En 1927, l’orchestre d’Ellington a décroché un emploi en tant que house band au Cotton Club, qui faisait l’objet d’une ségrégation raciale. Ellington accueille dans son orchestre des musiciens à la technique distincte et les met en valeur dans ses compositions.

Son « Concerto for Cootie »-nommé ainsi en hommage au trompettiste Charles « Cootie » Williams- est la première composition de jazz sous forme de concerto (pièce musicale en trois mouvements pour un ou plusieurs instruments solistes et un orchestre). Ellington n’a pas cessé de briser les conventions musicales à ce moment-là ; il a également inventé son propre langage harmonique.

Alors que le pays s’enfonce dans la Grande Dépression en octobre 1929, de nombreux chefs d’orchestre ont du mal à joindre les deux bouts.
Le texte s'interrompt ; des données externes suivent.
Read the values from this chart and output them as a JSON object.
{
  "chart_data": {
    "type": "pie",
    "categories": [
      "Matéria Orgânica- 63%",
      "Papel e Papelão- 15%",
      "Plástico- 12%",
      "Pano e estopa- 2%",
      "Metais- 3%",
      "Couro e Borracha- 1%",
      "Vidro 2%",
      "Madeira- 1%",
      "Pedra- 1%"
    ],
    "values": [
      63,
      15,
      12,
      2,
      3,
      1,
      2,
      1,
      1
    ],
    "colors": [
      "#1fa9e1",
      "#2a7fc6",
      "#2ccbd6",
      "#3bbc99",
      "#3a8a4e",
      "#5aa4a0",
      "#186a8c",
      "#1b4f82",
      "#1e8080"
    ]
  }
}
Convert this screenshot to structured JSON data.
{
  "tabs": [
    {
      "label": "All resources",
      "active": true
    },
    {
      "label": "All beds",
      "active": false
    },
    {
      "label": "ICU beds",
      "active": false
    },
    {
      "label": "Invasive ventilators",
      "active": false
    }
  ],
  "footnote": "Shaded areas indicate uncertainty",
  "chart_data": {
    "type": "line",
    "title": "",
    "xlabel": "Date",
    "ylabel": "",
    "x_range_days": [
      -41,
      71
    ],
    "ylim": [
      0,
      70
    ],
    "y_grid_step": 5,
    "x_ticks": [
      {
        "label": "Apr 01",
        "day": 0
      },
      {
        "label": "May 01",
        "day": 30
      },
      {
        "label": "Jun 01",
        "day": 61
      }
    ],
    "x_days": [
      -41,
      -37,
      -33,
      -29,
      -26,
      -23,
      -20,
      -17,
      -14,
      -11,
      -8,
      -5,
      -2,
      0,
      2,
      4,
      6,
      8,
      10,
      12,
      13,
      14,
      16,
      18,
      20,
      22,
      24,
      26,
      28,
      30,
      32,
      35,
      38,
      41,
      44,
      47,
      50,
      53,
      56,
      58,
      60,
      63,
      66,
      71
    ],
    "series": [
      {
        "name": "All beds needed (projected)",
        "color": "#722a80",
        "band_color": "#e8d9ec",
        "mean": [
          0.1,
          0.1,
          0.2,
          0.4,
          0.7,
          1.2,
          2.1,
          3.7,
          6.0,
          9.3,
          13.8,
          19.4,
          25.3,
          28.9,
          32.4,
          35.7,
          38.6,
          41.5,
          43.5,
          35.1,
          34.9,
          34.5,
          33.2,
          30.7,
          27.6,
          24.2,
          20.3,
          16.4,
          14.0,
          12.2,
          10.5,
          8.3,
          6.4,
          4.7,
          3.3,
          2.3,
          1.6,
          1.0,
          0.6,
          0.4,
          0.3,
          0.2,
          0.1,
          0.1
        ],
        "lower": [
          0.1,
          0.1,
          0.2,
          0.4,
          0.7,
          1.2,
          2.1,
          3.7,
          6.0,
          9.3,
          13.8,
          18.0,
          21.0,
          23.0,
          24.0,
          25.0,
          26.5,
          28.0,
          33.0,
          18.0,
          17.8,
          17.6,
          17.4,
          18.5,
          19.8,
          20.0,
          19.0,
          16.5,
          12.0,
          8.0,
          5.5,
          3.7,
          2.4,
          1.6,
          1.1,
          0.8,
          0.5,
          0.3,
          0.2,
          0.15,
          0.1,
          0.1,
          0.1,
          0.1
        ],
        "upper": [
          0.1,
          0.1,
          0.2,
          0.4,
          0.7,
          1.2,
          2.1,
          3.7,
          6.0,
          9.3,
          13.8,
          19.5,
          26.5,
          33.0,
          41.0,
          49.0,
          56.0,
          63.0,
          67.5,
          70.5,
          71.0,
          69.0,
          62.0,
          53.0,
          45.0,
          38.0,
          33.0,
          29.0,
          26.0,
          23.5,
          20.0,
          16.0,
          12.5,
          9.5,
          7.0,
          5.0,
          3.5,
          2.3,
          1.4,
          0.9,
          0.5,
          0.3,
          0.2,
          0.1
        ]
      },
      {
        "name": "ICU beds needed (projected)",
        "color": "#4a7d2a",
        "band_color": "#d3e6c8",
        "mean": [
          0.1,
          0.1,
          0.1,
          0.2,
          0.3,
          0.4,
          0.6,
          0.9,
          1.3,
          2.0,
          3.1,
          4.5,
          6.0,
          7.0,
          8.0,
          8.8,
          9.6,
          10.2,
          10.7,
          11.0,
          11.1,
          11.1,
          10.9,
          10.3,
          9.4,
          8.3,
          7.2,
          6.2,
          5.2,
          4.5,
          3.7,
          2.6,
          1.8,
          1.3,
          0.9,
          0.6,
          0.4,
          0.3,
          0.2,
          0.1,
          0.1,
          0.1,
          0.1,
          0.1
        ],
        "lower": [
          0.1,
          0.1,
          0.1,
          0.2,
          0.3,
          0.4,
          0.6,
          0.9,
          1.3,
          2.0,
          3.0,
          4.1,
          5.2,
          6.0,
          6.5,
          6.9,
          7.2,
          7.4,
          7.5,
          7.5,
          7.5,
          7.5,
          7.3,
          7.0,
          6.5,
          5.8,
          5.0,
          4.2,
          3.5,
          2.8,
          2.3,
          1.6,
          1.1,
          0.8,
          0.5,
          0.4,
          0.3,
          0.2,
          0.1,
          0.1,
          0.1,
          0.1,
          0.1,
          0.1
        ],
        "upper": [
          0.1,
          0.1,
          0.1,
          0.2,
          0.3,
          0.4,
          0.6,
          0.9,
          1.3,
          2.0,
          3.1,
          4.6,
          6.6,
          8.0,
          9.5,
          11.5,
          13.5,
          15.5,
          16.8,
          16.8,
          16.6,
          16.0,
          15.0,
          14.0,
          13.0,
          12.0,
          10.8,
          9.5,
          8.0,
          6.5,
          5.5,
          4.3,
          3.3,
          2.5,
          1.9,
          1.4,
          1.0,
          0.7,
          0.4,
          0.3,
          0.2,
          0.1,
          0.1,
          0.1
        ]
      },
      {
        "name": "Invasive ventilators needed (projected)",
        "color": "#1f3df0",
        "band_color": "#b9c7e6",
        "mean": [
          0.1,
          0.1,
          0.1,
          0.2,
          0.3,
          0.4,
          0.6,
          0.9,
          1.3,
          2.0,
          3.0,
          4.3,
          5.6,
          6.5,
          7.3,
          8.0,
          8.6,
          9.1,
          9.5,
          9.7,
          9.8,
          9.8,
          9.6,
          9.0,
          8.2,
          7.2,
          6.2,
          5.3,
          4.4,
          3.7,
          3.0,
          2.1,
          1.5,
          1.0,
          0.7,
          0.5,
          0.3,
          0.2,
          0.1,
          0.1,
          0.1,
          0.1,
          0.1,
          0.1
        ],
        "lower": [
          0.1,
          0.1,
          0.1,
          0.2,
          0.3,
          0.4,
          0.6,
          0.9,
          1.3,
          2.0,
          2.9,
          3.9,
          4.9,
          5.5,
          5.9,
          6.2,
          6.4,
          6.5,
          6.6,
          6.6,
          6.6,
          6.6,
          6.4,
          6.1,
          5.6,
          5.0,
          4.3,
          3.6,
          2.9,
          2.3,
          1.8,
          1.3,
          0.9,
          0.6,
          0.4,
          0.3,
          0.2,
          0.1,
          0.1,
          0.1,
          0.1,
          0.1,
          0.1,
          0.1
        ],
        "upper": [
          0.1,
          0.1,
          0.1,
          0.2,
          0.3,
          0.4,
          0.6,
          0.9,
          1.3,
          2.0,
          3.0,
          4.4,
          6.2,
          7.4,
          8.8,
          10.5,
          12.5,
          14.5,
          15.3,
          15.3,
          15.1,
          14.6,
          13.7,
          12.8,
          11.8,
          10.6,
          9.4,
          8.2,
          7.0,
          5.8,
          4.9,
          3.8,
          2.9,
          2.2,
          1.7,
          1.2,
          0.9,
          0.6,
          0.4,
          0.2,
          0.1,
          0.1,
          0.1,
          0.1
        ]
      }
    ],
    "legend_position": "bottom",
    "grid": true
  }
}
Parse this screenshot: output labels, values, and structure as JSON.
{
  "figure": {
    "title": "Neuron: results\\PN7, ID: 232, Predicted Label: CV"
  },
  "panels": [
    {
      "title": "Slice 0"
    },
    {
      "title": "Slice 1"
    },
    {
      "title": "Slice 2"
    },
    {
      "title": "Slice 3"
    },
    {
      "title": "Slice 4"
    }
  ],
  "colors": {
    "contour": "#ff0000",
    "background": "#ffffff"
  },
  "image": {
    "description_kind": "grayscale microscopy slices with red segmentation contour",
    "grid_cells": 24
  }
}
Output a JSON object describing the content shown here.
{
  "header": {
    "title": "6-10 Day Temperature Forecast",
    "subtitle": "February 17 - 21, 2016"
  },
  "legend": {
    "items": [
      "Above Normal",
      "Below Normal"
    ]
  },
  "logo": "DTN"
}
Pas Ellington, qui s’est épanoui. Dans les années 1930, il est pris dans un tourbillon musical et social : En plus des tournées, des spectacles à Broadway, des apparitions dans des films comme Symphony in Black : A Rhapsody of Negro Life, et à la radio, Duke Ellington brise certaines barrières raciales de longue date en se produisant dans des théâtres et des hôtels autrefois interdits aux Noirs. Ce style novateur a caractérisé sa carrière tout au long de sa vie.